Maria Amélia Mano
Esses dias tão intensos de idas e mais idas,
voltas e revoltas. Casa de passagem, em trabalho. Do segundo piso, olho o
quintal do vizinho lá embaixo. Penso nessa vida, nessas viagens, lembranças.
O homem limpando a gaiola do canário de manhã.
O homem mais preso e solitário que o canário. Homem e canário sabem disso, por
isso o canário não foge quando tem oportunidade. Parece que está tudo bem
assim, conformados. Ninguém está autorizado a voar.
O cachorro que segue os que saem da rodoviária
do interior, passantes carentes de lugar, de parada, com excesso de caminho.
Uma mulher que chega de qualquer destino e não tem ninguém esperando. Outra,
chora em um canto, após um ônibus sair. Silêncio dos que se acalmam, dos que
esperam, dos que se despedem. O cachorro é o único que busca.
A faxineira limpando o imenso corredor do
prédio. O último operário a bater o cartão na madrugada fria. Os dois sentam
lado a lado no ônibus e cochilam juntos, sem se conhecerem. Sobreviventes, não
comemoram o retorno. A única alegria é a de sair e, à vezes, chegar.
O cochilo instantâneo do motorista de ônibus e
o medo, quando percebe, ao acordar, do que poderia ter sido. Porque o ônibus
está lotado de trabalhadores. Porque, de repente, vê vida em um cochilo. Vida
vista nos cabelos grisalhos no espelho. Tempo que passou rápido na estrada.
Tempo que está passando. Essencial é manter os olhos abertos. O resto a estrada
engole.
Um vendedor no meio da rua, dos carros, no
sinal, oferece panos de prato pintados à mão, pela esposa.

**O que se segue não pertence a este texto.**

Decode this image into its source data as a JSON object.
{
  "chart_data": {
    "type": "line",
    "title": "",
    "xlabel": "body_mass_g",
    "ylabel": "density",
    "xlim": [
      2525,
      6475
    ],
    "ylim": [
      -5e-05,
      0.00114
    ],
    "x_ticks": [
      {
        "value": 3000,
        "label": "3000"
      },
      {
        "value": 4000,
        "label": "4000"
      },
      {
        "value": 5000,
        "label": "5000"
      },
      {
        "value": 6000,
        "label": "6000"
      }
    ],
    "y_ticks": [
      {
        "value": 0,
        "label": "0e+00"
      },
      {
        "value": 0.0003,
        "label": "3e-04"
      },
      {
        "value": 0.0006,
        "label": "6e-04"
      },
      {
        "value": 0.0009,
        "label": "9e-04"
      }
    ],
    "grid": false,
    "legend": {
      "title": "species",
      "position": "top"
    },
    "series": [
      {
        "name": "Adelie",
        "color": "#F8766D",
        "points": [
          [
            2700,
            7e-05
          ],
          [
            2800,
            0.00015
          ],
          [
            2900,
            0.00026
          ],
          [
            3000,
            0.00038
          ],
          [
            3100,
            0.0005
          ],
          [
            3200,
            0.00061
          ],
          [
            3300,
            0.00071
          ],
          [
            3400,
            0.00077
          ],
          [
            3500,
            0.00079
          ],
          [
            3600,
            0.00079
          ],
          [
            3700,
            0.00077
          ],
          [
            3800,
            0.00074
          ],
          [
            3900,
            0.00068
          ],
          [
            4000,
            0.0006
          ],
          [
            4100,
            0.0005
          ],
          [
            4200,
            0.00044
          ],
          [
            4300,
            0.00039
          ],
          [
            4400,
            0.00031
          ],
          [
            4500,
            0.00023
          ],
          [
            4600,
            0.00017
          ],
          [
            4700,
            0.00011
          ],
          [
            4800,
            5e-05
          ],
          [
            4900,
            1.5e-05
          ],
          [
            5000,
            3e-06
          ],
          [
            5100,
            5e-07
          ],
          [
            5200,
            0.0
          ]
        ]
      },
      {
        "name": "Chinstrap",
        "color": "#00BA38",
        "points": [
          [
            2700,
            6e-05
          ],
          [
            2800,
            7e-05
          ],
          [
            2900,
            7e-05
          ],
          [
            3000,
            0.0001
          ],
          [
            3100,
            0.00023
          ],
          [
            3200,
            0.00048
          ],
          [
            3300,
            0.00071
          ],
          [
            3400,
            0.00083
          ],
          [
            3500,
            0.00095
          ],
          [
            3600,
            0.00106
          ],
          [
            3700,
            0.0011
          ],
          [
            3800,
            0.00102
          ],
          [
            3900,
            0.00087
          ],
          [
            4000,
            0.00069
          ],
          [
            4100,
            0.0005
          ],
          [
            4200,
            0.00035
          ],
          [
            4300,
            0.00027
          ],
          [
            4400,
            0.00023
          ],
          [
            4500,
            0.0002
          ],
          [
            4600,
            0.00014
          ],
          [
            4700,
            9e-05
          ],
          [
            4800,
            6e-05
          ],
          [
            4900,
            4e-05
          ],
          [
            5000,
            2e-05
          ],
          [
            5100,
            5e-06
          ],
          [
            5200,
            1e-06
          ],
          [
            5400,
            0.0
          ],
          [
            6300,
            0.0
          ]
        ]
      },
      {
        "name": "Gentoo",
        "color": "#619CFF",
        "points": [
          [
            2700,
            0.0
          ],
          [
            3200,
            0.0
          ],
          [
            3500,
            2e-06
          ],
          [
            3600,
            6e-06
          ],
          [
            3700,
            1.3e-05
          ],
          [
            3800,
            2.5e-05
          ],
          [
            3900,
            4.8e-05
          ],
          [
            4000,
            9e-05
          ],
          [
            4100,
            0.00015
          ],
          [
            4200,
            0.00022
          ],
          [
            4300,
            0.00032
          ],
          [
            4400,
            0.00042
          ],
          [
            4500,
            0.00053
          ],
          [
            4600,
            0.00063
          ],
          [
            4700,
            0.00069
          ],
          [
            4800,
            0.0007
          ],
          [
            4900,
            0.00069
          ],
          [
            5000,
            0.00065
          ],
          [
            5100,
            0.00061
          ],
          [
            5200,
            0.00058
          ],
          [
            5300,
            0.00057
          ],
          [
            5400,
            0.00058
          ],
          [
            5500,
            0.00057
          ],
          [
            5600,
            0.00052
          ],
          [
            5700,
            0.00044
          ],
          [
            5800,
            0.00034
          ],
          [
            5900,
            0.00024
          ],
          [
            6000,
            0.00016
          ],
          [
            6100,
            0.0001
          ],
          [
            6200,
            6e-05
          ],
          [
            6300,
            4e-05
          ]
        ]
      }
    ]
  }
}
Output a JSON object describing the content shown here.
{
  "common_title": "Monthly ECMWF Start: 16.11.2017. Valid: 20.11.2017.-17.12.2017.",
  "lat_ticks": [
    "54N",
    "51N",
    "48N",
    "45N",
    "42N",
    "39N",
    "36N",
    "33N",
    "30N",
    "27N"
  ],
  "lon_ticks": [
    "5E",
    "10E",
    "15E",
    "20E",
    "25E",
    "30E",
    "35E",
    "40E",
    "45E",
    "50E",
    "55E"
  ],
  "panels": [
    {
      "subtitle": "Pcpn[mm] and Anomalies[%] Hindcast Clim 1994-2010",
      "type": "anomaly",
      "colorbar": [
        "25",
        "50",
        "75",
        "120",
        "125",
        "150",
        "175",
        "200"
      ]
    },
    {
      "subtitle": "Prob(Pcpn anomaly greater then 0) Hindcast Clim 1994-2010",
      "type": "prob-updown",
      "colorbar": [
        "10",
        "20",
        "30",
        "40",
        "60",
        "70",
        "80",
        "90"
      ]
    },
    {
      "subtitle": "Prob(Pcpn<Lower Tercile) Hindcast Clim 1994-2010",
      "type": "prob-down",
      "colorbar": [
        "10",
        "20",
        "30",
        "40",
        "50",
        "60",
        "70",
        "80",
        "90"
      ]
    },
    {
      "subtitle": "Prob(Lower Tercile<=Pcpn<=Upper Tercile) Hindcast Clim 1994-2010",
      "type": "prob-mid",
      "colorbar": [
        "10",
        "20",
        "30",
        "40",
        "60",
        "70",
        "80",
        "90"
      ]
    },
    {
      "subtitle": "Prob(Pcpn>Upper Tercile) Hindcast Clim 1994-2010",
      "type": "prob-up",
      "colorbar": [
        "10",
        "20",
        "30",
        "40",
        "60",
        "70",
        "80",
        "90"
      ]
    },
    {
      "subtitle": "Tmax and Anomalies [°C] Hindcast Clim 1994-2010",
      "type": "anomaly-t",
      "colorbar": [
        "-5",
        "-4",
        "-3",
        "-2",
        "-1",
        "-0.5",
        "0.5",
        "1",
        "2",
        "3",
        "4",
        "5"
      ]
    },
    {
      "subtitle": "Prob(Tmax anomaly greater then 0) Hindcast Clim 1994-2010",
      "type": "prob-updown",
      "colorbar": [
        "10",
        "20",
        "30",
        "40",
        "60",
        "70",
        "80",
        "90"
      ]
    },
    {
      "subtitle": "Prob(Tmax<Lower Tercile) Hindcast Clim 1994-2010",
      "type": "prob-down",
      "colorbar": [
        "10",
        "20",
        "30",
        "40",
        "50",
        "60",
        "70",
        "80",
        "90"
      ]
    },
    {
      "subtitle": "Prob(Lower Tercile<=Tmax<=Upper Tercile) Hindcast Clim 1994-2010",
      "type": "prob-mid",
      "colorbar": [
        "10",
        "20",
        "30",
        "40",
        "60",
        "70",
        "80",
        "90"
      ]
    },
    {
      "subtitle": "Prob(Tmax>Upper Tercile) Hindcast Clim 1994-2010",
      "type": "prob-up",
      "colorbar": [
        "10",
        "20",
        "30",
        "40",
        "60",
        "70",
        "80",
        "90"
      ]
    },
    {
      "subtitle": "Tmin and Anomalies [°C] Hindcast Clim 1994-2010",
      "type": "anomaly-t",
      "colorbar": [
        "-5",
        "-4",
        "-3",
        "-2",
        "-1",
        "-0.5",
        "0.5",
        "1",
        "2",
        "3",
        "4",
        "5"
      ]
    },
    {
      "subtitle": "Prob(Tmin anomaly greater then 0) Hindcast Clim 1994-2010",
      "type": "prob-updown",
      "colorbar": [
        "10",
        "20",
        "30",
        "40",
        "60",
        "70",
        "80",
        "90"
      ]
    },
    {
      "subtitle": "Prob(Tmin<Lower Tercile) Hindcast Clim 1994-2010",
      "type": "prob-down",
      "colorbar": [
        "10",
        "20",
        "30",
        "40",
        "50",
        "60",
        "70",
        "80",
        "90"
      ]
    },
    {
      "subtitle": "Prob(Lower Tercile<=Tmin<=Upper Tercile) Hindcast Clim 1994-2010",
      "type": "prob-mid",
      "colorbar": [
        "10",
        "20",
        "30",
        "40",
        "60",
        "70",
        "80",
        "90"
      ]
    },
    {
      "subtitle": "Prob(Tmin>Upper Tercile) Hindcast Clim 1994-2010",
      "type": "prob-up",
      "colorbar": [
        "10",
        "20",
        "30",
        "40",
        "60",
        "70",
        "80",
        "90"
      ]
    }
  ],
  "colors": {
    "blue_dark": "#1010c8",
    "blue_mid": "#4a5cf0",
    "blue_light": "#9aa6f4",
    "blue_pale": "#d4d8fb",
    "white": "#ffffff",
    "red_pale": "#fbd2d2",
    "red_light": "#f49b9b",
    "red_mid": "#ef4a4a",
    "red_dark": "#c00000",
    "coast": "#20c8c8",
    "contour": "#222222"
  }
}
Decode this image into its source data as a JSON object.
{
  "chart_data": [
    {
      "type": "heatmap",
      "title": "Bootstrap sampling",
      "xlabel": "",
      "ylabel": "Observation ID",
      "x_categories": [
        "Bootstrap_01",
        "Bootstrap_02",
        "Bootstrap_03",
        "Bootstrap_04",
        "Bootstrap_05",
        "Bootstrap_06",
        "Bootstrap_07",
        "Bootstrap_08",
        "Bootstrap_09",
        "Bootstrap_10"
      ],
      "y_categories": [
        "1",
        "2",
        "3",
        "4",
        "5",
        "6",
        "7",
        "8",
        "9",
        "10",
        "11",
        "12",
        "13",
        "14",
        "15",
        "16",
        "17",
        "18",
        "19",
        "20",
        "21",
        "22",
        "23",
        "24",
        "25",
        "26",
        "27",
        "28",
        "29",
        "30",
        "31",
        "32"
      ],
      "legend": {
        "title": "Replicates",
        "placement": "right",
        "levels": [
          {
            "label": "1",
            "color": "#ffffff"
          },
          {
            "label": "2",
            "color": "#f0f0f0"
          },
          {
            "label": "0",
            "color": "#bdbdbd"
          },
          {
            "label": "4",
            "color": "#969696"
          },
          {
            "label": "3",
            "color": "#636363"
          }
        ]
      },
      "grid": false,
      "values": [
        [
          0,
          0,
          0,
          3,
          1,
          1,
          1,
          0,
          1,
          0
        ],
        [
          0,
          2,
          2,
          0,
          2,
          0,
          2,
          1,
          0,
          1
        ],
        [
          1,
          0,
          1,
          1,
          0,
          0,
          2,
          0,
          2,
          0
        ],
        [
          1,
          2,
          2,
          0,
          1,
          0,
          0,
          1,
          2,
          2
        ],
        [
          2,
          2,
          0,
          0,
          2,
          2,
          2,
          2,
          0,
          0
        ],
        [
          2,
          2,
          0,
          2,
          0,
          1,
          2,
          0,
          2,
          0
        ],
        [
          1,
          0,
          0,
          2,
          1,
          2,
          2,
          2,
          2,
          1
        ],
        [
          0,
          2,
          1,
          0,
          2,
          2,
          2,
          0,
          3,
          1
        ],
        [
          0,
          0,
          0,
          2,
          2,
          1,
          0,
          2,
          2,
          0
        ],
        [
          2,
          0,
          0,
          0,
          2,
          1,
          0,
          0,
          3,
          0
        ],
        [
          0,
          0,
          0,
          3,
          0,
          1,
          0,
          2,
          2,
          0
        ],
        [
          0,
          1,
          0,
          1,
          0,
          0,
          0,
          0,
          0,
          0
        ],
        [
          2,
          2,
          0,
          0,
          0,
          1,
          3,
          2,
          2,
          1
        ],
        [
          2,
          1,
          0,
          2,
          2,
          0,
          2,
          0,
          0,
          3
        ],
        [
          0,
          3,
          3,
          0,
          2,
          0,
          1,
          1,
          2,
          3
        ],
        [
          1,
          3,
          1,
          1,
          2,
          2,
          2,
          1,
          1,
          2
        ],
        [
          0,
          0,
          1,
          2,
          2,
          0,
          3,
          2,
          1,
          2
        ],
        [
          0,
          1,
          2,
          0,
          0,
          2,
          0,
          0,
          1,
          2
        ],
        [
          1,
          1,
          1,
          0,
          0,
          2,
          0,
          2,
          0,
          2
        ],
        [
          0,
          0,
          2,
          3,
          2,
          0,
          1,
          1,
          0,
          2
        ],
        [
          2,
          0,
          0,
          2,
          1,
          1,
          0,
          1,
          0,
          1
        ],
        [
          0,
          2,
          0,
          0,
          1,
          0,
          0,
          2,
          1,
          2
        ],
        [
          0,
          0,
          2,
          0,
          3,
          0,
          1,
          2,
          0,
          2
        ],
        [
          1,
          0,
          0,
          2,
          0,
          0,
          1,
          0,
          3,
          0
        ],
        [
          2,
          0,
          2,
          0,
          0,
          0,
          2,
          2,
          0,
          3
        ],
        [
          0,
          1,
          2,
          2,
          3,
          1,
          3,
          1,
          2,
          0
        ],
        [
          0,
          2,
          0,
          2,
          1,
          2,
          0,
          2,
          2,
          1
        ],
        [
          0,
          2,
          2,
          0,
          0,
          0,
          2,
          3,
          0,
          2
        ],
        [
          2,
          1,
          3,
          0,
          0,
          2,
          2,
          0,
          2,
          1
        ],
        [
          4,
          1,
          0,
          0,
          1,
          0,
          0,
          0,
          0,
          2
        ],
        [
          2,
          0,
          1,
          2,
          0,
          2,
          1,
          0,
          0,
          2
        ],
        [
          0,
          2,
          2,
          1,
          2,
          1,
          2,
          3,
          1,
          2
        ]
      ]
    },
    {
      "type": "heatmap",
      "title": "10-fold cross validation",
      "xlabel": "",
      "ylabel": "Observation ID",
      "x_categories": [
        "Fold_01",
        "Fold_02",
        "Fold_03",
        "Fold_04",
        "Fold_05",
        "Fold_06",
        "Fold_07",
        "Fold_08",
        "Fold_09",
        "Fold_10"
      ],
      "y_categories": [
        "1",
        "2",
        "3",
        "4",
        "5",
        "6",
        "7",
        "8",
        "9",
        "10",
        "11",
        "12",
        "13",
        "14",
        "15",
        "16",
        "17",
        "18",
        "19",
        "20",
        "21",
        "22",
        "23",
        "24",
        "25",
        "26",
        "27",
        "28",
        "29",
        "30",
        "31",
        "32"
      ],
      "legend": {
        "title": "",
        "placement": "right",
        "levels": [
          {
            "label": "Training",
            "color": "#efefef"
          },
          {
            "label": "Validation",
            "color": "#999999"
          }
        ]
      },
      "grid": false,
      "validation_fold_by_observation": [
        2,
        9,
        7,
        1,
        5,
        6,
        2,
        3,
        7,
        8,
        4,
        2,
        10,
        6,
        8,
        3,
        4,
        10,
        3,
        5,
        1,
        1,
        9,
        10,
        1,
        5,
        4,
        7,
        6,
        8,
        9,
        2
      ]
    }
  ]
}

Cinco por dez reais.
A esposa, em casa, terminando a vigésima peça de roupa, todas iguais. Amanhã,
serão outras vinte peças. Todas iguais as de hoje, todas iguais as de ontem.
Orgulho de manter o padrão, a qualidade, a repetição.
O músico cantando sozinho em um bar onde
ninguém presta atenção e um velhinho recolhendo as latinhas de cerveja do lixo.
No mesmo bar, um homem aguardando
um telefonema que ainda não veio. Que não virá, ele sabe que não virá. O homem,
o músico e o velhinho sabem: não virá. Mas ninguém diz e o silêncio é um pacto
da noite.
O travesseiro solto no lado da cama, a cadeira
vazia na mesa, chegar na casa de infância e ela ser outra, de outros donos, com
outras histórias.
A sala de espera de um consultório médico onde
se aguarda um resultado importante, definitivo. Quando se olha o mundo pela
primeira vez e o último olhar, quando nem se sabe que é o último.
Mas de todos os
medos e injustiças, ainda, hoje, na minha lembrança, ficam as grandes solidões.
Coisas de meus tempos, daqui, desde o segundo andar. Das solidões, de todas elas, as ditas e não ditas,
vistas e invisíveis, a mais sentida é a deste quintal de velhinhos que espio: o
balanço vazio, esse que sequer tem marca de pés na terra onde está suspenso.
Diferente das desistências, do homem e seu canário,
das mulheres na rodoviária, dos homens no bar, do trabalho árduo, do sono de
viagem e cansaço, do medo de morrer, dos lugares vazios conformados, repetidos,
esse balanço pede socorro, essa madeira morta e esquecida, palco de
gargalhadas, me pede, de longe, por todos, por todas, para voar.